Tesla stock (NASDAQ: TSLA) has landed an elusive “must own” status from Wall Street firm Melius, according to a new note released early this week.

Analyst Rob Wertheimer said Tesla will lead the charge in world-changing tech, given the company’s focus on self-driving, autonomy, and Robotaxi. In a note to investors, Wertheimer said “the world is about to change, dramatically,” because of the advent of self-driving cars.

He looks at the industry and sees many potential players, but the firm says there will only be one true winner:

“Our point is not that Tesla is at risk, it’s that everybody else is.”

The major argument is that autonomy is nearing a tipping point where years of chipping away at the software and data needed to develop a sound, safe, and effective form of autonomous driving technology turn into an avalanche of progress.

Wertheimer believes autonomy is a $7 trillion sector,” and in the coming years, investors will see “hundreds of billions in value shift to Tesla.”

A lot of the major growth has to do with the all-too-common “butts in seats” strategy, as Wertheimer believes that only a fraction of people in the United States have ridden in a self-driving car. In Tesla’s regard, only “tens of thousands” have tried Tesla’s latest Full Self-Driving (Supervised) version, which is v14.

Tesla Full Self-Driving v14.2 – Full Review, the Good and the Bad

When it reaches a widespread rollout and more people are able to experience Tesla Full Self-Driving v14, he believes “it will shock most people.”

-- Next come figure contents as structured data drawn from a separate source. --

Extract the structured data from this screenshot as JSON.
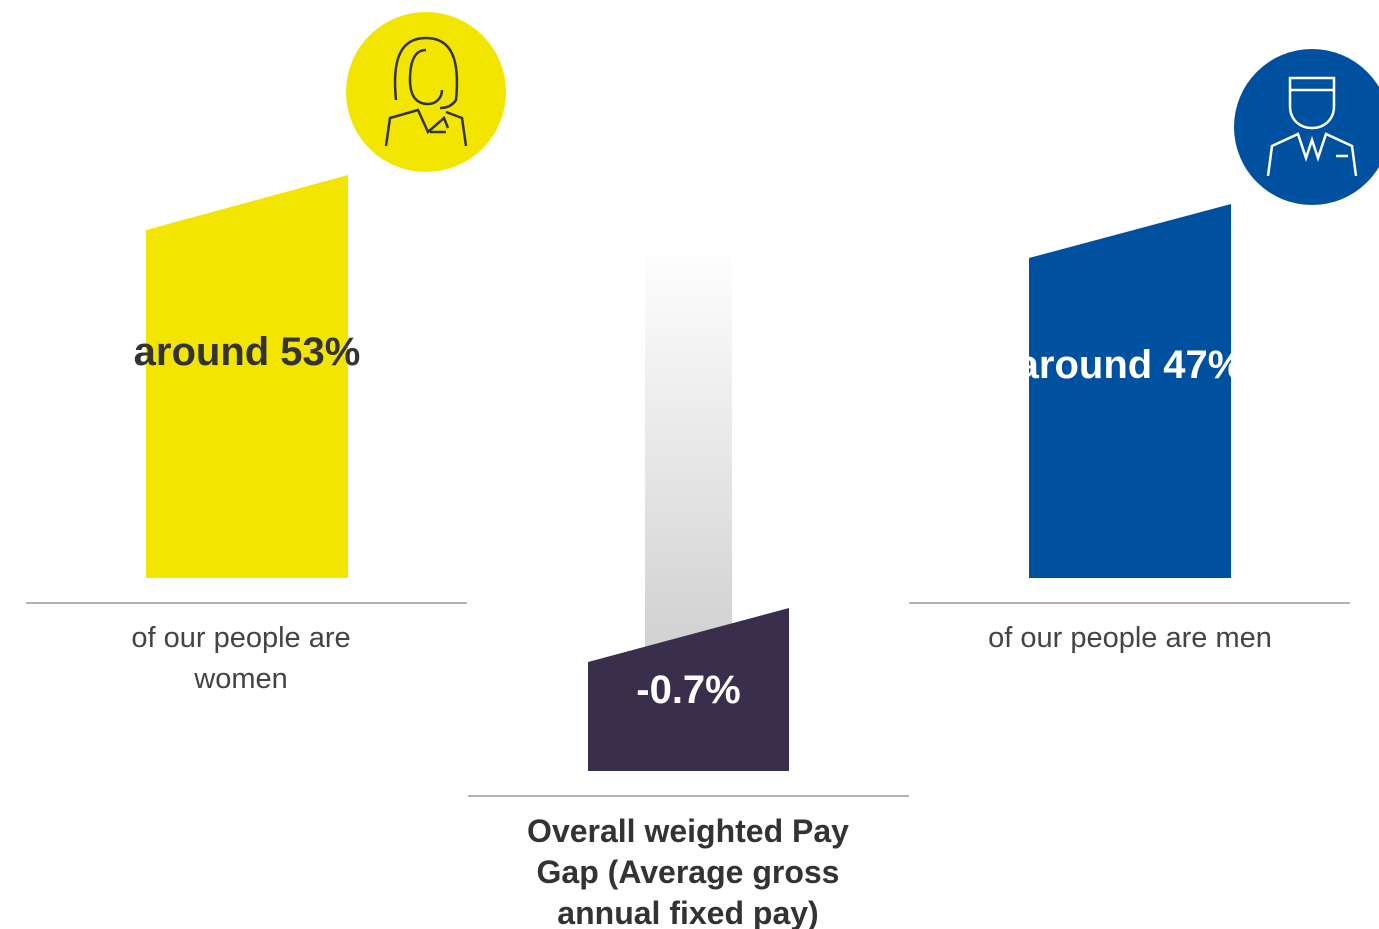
{
  "women": {
    "share": "around 53%",
    "caption": "of our people are women"
  },
  "pay_gap": {
    "value": "-0.7%",
    "caption": "Overall weighted Pay Gap (Average gross annual fixed pay)"
  },
  "men": {
    "share": "around 47%",
    "caption": "of our people are men"
  }
}
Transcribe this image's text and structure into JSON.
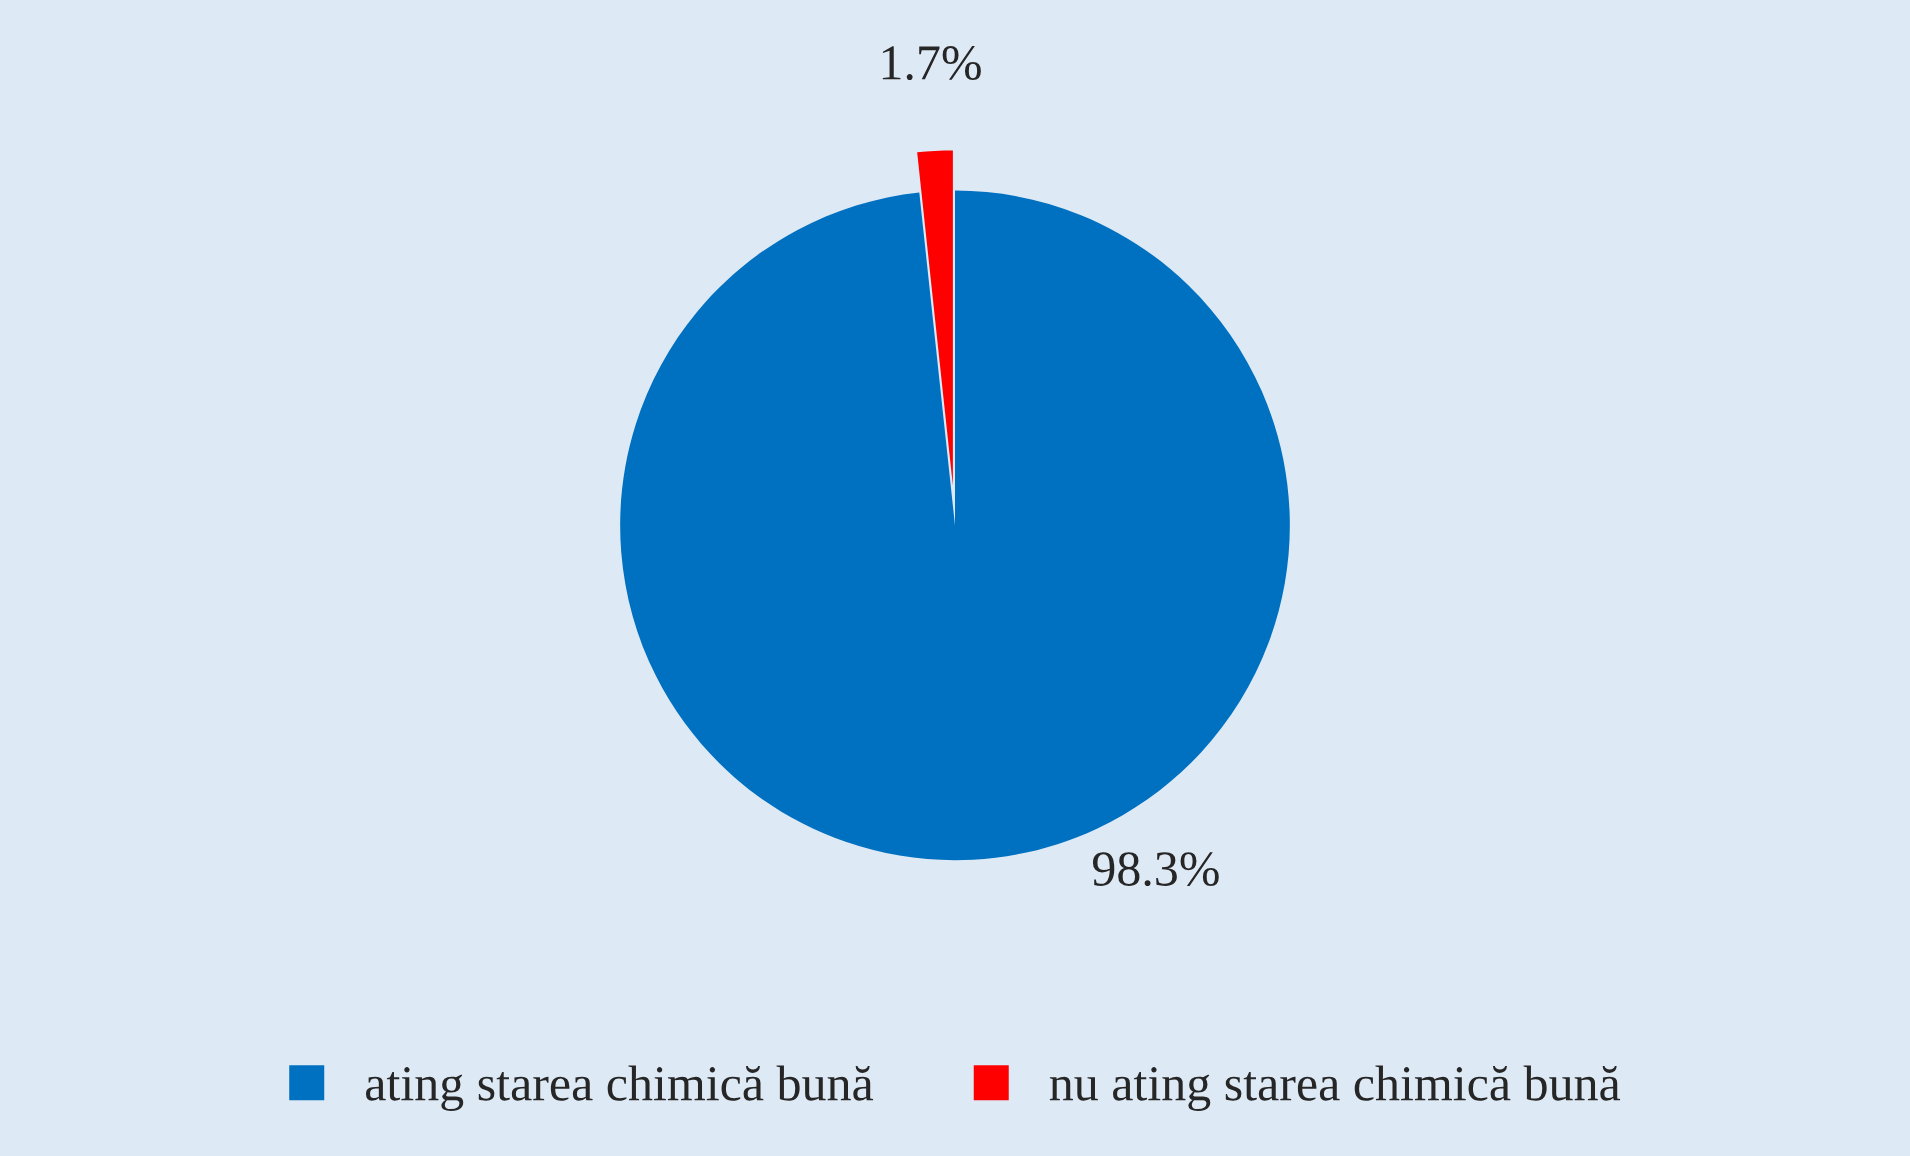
{
  "chart_data": {
    "type": "pie",
    "categories": [
      "ating starea chimică bună",
      "nu ating starea chimică bună"
    ],
    "values": [
      98.3,
      1.7
    ],
    "colors": [
      "#0070c0",
      "#ff0000"
    ],
    "value_labels": [
      "98.3%",
      "1.7%"
    ],
    "legend": "bottom"
  }
}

Citing things like Tesla’s massive data pool from its vehicles, as well as its shift to end-to-end neural nets in 2021 and 2022, as well as the upcoming AI5 chip, which will be put into a handful of vehicles next year, but will reach a wider rollout in 2027, Melius believes many investors are not aware of the pace of advancement in self-driving.

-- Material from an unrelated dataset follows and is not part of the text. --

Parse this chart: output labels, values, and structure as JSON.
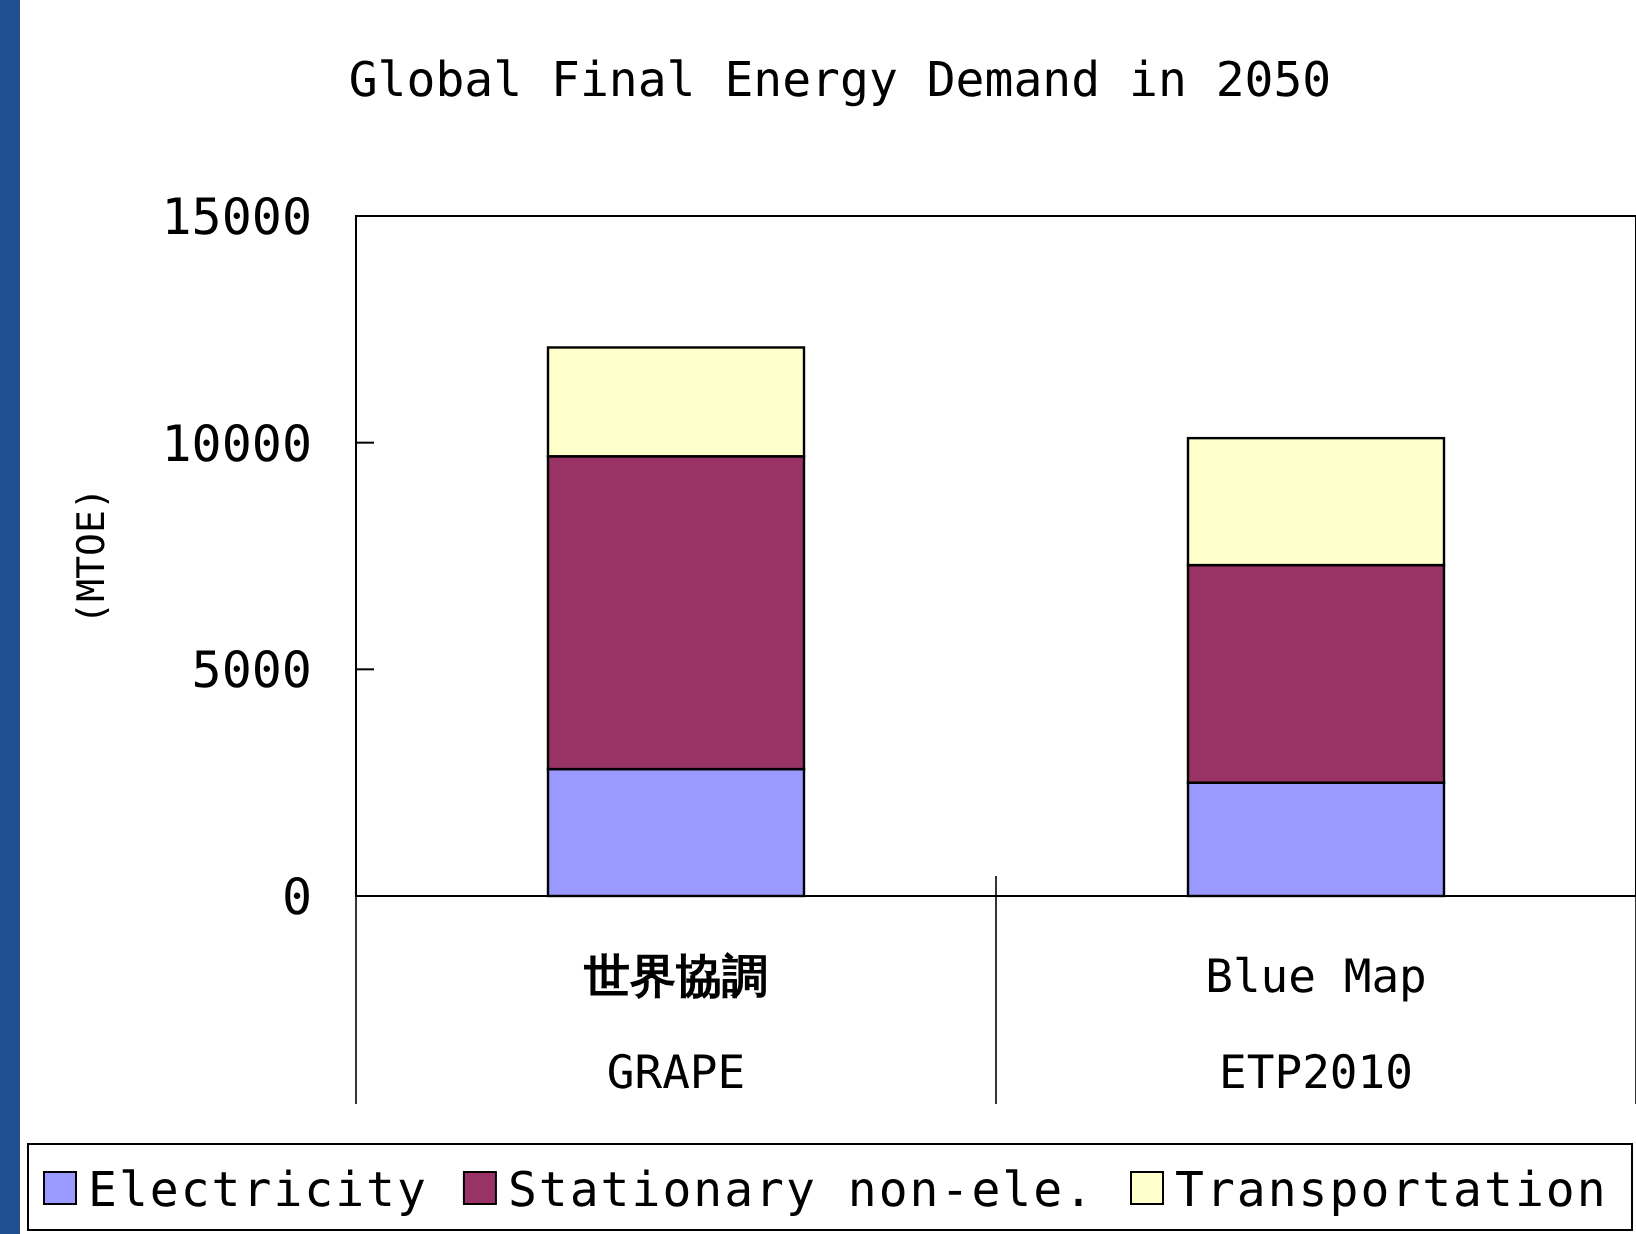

Tesla’s lead in its self-driving efforts is expanding, Wertheimer says. The company is making strategic choices on everything from hardware to software, manufacturing, and overall vehicle design. He says Tesla has left legacy automakers struggling to keep pace as they still rely on outdated architectures and fragmented supplier systems.

Tesla shares are up over 6 percent at 10:40 a.m. on the East Coast, trading at around $416.